Let’s balance last week’s quant-heavy post with a post about a much softer topic: words.
Though I sometimes disagree with his views, Jonathan Haidt is one of my favorite academics. If you haven’t read The Happiness Hypothesis and The Righteous Mind, you should definitely add them to your reading queue. And if that’s too much of a time commitment, spend 20 mins watching his TED talk.
I just finished reading the Atlantic’s September cover story, that he co-authored with Greg Lukianof:
In it, they describe a cultural shift in American campuses – an attempt to shield young adults from words and ideas that make some uncomfortable, which they’ve labeled “protective vindictiveness”. It manifests itself in the form of growing accusations of “microaggressions” and requirements to issue “trigger warnings” (more on those in the article). Given that the aim of the movement is centered around emotional well-being, they use Cognitive Behavioral Therapy as a framework, to argue that it may be doing more harm than good on that front. Encouraging students to develop extra-thin skin, just before they go out into the “real world”, where they’ll encounter a plethora and words and ideas that they cannot control. It is worth reading their piece in full as I won’t be able to do it justice in summarizing it. In this short paragraph, I’ve probably already made some word choices that cased someone, somewhere to take offense…
But why am I covering a piece about campus culture in a blog about business organizational effectiveness?

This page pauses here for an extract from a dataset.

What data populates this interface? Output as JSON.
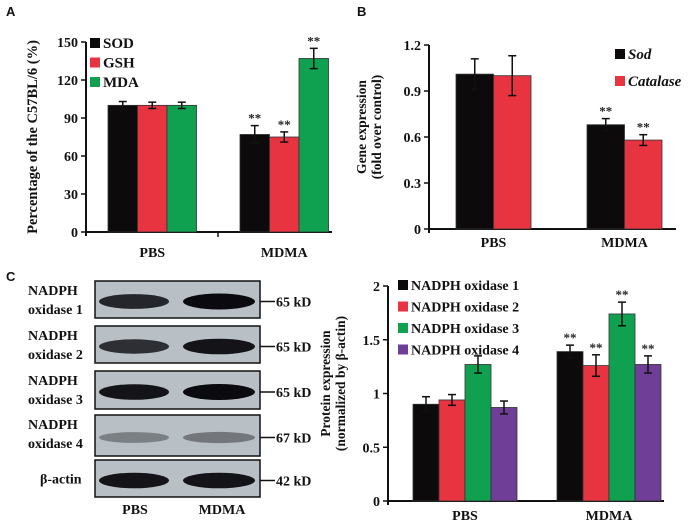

I’m glad you asked:
- Today’s college culture problems are tomorrow’s business culture problems, as current students leave college and join the workforce, with this cultural indoctrination in mind.
- Looking at the direction that typical “office sensitivity training programs” are headed, and the way that some related incidents are handled, some may argue that this culture has already started trickling into the work place.
- Tech companies will be affected first as their demographic tends to skew young.
- No matter on which side of the academic debate on “whether it’s the colleges’ job to prepare students for post-college life” you fall, this piece suggests that the skills/culture gap is widening. If colleges are not stepping up to address it (and some may argue, are making it worse), workplaces will have to.
With that last point in mind, Haidt and Lukianof suggest steps that can be taken to remediate the situation. Perhaps the most relevant one to the business world is teaching students (employees) how to practice Cognitive Behavioral Therapy, avoiding unhealthy emotional biases and applying more objective, critical thinking not only to the business problems they are tasked with solving, but more broadly to the way they chose to experience life.
Patty McCord, creator of the famous Netflix culture deck offers this relevant piece of advice: “97% of your employees will do the right thing. Most companies spend endless amount s of time and money writing and enforcing HR policies to deal with problems the other 3% might cause”.